Everyone has a right to feel safe in the workplace. Indeed, the law requires businesses to provide a secure environment in which to work. However, the law cannot prevent workplace violence from happening. That is almost impossible to do.
Workplace violence is a real threat in today’s business world. According to the Occupational Health and Safety Administration (OHSA), more than two million Americans are the victims of workplace violence every year. And that does not count the incidents that go unreported. For victims, there is often help, including the right to workers’ compensation.
What is Workplace Violence?
Workplace violence has a lot of definitions. Think of it, loosely, as an action that disrupts the security of the business or harms another person.
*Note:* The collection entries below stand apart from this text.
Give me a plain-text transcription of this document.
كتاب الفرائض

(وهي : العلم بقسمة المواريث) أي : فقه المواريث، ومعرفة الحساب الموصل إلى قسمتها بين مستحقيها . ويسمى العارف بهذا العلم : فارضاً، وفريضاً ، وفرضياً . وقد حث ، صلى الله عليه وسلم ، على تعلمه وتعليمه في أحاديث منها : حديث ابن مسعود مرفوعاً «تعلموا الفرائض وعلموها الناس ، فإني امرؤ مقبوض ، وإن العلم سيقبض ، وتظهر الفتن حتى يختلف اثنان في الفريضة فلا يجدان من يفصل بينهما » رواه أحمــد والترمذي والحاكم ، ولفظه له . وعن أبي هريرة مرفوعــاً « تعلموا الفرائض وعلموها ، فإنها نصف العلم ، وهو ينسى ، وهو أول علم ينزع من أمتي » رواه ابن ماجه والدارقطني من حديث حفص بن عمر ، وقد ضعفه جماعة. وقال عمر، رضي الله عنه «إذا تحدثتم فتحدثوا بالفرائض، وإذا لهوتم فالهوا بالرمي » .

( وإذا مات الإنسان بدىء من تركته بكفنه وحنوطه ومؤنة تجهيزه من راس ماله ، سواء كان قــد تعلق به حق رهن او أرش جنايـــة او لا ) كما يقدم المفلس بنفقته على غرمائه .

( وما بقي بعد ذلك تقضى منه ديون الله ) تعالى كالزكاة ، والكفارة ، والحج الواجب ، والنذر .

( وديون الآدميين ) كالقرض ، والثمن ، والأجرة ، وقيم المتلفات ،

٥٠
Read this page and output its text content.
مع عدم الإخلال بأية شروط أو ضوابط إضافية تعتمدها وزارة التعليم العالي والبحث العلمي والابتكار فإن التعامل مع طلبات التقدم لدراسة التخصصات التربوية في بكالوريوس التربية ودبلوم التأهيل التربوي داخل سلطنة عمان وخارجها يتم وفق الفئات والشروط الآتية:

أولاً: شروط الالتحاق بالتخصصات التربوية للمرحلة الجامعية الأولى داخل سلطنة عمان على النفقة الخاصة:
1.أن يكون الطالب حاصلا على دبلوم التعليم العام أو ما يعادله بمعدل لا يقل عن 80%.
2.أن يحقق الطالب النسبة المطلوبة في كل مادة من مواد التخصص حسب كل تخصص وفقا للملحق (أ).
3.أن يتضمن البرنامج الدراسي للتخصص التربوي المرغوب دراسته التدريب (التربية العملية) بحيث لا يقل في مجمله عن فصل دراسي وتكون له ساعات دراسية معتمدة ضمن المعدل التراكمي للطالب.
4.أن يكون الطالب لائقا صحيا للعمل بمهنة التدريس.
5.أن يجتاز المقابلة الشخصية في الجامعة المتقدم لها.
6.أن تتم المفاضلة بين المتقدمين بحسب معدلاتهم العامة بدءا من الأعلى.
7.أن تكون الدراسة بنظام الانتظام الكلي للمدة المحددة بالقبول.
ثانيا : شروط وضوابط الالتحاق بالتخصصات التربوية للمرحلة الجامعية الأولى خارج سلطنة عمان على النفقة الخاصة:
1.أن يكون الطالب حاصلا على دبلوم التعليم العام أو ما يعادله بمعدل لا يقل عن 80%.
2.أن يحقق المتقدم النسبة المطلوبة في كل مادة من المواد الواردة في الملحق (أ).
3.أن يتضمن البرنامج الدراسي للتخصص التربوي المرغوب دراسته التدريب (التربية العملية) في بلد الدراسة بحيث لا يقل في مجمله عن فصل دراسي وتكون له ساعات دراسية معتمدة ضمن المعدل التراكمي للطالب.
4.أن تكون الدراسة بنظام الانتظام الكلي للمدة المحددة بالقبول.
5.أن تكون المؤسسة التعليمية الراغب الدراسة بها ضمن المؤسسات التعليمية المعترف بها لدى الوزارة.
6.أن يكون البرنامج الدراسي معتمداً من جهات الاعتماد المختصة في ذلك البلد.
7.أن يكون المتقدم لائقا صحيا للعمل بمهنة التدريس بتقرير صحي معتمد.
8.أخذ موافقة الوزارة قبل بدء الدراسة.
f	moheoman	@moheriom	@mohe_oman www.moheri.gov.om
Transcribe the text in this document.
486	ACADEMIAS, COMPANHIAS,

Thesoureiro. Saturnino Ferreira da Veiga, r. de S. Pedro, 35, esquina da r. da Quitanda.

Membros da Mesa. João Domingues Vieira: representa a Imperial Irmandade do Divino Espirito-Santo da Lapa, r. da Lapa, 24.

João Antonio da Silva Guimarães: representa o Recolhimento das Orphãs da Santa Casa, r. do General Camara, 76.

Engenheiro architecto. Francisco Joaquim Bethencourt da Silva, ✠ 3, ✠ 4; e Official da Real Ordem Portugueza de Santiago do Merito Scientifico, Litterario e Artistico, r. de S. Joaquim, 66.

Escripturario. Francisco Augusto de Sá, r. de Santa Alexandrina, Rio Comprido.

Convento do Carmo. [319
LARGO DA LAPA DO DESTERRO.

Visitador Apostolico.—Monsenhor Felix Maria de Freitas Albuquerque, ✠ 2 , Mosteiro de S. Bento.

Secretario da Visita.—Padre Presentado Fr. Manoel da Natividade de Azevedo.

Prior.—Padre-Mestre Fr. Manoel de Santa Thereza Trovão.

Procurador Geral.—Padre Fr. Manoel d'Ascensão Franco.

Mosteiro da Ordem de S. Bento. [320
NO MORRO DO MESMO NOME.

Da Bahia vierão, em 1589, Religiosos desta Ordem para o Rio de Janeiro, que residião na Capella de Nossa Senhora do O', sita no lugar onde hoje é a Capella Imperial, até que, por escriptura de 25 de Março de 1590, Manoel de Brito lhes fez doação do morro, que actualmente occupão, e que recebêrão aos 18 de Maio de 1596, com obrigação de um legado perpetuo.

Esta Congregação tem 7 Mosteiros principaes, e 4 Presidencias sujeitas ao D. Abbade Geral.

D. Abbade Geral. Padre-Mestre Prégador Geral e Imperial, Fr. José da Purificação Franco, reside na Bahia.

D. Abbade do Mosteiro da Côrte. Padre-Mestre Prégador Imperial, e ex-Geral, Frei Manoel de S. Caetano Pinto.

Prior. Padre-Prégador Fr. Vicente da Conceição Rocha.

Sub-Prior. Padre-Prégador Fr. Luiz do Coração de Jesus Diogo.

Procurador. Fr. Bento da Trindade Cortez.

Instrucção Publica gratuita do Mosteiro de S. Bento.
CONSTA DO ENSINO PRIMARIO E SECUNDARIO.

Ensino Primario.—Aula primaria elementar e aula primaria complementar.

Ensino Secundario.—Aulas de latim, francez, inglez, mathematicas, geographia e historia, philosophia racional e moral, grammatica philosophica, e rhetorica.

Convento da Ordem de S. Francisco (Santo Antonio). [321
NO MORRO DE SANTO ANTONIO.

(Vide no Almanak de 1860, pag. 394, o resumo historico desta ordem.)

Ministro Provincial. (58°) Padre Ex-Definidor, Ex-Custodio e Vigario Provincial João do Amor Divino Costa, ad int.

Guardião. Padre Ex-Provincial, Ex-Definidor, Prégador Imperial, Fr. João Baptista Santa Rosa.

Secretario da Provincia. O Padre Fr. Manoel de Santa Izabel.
It might include acts like:
- Harassment, including intimidation, sexual, physical and verbal
- Verbal abuse such as swearing and taunting
- Written threats
- Property damage, like throwing objects
- Physical assaults, including sexual assaults
Think about the extreme pain someone who becomes a victim might experience. It is up to business owners to do everything they can to create a safer working environment for everyone.
Preventing Workplace Violence
Making your business violence-free is not fool-proof. Try as we might, we cannot always prevent it from happening. However, that doesn’t mean we shouldn’t try. Take these steps that might reduce the risks of workplace violence:
- Strictly enforce an employee code of conduct. Make employees aware of these rules as soon as they join the business. Hold all employees to these standards.
- Encourage team-building, professionalism and cooperation in all interactions.
- Keep an eye on business activities at all times. By monitoring employee, client and vendor actions, you can quickly step in if a problem develops.
- Frequently check on employees. Receive feedback on whether they have any concerns for their own or others’ safety.
- Violence can originate from customers and clients as well. Therefore, many businesses have a right to stop services to disorderly clients. Always know when to intervene in problems involving clients.
- Many workplace violence risks are industry-specific. So, if you work in health care, learn how to de-escalate violence in that industry.
Take all reports of workplace violence seriously. Institute a process so that victims have a way to report violent incidents. You can ensure that reports of violence will receive prompt attention.
Should an employee receive physical injuries following violence, they might be able to claim workers’ compensation. Have strong, effective workers’ compensation insurance in place at all times. Check with your local workers’ comp board and insurer to see how your policy governs incidents of workplace violence.